2014-12-02 13:02:00

Putin blocca il progetto SouthStream in polemica con Ue


La Russia taglia drasticamente le stime sul Pil 2015. Da una crescita dell'1,2%, cala a 0,8%, con la recessione già nel primo trimestre dell'anno. Il viceministro dell'Economia, Alexey Vedev, cita le sanzioni sull'Ucraina come "elementi di instabilità" strutturali e geopolitici. Intanto, il presidente Putin fa sapere che rinuncia al progetto di gasdotto "South Stream", che nelle ultime settimane era stato messo in forse dalla Commissione europea a seguito delle sanzioni legate alla crisi in Ucraina. Dell’ultima decisione di Putin e della crisi economica in Russia, Fausta Speranza ha parlato con Luigi Geninazzi, editorialista di Avvenire:

R. – E’ il segnale che la tensione fra Russia e Unione Europea sta raggiungendo un altro vertice. “South Stream” è il gasdotto che avrebbe dovuto fare il paio con “North Stream”, quello ormai già approvato a nord della Germania. Il progetto “South Stream” era pensato un po’ per aggirare l’Ucraina. E questo perché era una rotta energetica verso l’Europa che, secondo Mosca, non era sicura. Però, aveva un costo molto elevato. Dopo la crisi ucraina, l’Unione Europea ha avanzato sempre più obiezioni.

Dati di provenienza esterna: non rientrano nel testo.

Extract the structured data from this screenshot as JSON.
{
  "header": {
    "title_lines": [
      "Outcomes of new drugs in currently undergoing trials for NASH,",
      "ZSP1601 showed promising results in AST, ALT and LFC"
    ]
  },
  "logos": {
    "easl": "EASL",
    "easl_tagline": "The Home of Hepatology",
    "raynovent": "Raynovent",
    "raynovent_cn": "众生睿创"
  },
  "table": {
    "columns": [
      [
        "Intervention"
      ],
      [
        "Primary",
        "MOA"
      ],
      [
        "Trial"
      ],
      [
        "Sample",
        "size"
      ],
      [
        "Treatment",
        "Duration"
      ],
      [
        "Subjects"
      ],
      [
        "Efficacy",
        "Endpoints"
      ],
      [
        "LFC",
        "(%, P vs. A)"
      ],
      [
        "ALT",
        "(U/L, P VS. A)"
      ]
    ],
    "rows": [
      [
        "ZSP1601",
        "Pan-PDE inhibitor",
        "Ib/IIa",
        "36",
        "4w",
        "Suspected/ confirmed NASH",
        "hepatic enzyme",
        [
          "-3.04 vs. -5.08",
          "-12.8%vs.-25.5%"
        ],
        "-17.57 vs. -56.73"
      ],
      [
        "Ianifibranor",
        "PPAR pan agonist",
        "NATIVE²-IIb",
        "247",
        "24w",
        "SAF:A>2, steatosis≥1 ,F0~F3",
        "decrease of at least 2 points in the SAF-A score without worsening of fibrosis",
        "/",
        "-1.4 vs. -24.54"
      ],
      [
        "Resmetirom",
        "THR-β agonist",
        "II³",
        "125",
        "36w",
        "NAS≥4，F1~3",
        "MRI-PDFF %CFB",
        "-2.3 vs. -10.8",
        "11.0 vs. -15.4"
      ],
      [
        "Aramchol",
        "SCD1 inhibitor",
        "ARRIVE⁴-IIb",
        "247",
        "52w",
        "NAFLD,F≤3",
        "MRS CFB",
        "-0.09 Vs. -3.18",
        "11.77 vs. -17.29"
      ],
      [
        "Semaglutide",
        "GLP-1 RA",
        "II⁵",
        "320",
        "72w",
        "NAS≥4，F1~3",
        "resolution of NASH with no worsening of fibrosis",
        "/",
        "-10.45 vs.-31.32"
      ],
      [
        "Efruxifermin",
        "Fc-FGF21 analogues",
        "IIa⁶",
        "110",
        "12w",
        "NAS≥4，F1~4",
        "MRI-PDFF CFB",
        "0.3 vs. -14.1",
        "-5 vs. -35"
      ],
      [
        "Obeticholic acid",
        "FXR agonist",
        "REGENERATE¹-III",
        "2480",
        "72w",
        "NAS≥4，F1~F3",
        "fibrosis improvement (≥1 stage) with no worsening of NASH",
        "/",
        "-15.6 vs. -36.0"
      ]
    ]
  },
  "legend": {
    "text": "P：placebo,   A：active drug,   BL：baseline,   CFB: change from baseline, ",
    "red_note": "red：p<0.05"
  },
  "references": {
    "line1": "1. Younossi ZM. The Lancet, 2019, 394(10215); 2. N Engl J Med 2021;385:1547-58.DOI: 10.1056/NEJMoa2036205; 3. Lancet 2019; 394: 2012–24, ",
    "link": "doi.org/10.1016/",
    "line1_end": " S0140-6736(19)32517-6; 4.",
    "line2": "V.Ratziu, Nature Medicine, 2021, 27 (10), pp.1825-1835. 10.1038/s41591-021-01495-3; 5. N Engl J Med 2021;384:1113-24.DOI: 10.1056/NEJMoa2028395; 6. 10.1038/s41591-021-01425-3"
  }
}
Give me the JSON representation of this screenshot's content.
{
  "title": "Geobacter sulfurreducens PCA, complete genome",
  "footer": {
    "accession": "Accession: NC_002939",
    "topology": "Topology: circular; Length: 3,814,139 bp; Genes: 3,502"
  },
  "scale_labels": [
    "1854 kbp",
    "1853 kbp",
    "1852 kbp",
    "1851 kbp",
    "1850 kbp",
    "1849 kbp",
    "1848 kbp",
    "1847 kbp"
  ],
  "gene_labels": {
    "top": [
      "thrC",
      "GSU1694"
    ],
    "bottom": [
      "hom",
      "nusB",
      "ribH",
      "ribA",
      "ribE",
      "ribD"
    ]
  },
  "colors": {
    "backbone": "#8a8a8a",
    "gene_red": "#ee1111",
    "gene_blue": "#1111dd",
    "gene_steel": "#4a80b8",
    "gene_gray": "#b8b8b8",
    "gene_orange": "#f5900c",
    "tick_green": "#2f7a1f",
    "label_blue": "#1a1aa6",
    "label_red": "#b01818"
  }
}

Diciamo che Putin, oltre che giocatore di scacchi, è un gran giocatore di poker, e ha fatto un bluff: visto che Bruxelles aveva avanzato molte perplessità, ha fatto lui la prima mossa e ha detto: “Allora non lo facciamo più”.

D. – Tutta la questione delle sanzioni sta pesando su Mosca, anche se Putin ha provato a minimizzare dicendo che le sanzioni avrebbero pesato più sull’Europa…

R. – Sì, certo. Il discorso delle sanzioni sta pesando perché colpisce un po’ i settori strategici: il finanziamento – per esempio – alle grandi imprese. Dobbiamo tenere presente che le grandi compagnie energetiche sono fortemente indebitate con l’Occidente, e quindi va a colpire questi interessi strategici, blocca gli investimenti futuri, il transfer di tecnologie, eccetera. Però, è questa la cosa interessante: la peggiore sanzione, a mio avviso, è quella che non è stata proclamata come tale, il crollo del prezzo del petrolio. Qualcuno a Mosca pensa che sia una manovra degli Stati Uniti, d’accordo con gli alleati dell’Arabia Saudita, che all’interno dell’Opec ha voluto bloccare comunque la produzione anche se il costo sta calando… In ogni caso, al di là di tutte le teorie, il fatto è che il petrolio, che per Mosca per essere a un livello ancora sufficientemente redditizio sarebbe dovuto rimanere al di sopra dei 100 dollari al barile – diciamo che la linea rossa era stata tracciata a 80 dollari, perché sotto gli 80 dollari incomincia ad essere un vero disastro – nelle ultime settimane è sceso sotto i 70, pochi giorni fa ha toccato i 64 dollari. Quindi, questo è quello che pesa veramente. Provoca la caduta del rublo sul mercato valutario e ha già costretto Putin, il governo di Mosca, a operare dei tagli sul welfare state, cioè sullo stato sociale. E già ci sono proteste: abbiamo visto le proteste dei dipendenti del settore sanitario, poi delle scuole e così via… Perché Putin, con i proventi del petrolio e del gas ha sempre in questi anni alimentato una generosa politica sociale. Per esempio, la pensione a 60 anni, cosa che da noi in Occidente ormai è un sogno, l’aumento di stipendio ai dipendenti pubblici, cosa anche che da noi in Occidente non succede più… Adesso, tutto questo incomincia a venir meno.

D. – La Banca centrale russa ha cercato in ogni modo di difendere il rublo, ma continua a calare. E un’altra cosa che prosegue è la fuga dei capitali, addirittura il doppio rispetto al 2013. E' così?

R. – La Banca Centrale russa si sta svenando per sostenere il rublo! Si calcola che abbia già speso 90 miliardi di dollari per sostenere il rublo. Oggi, a Mosca, ci vogliono più di 60-64 rubli per un euro: sei mesi fa, ce ne volevano 45. Quindi, questa è una situazione che costa molto, perché se si calcolano 40 miliardi di dollari di perdita per le sanzioni, più 100 miliardi di mancati incassi per il crollo del prezzo del greggio, si registra veramente un grosso buco nelle finanze.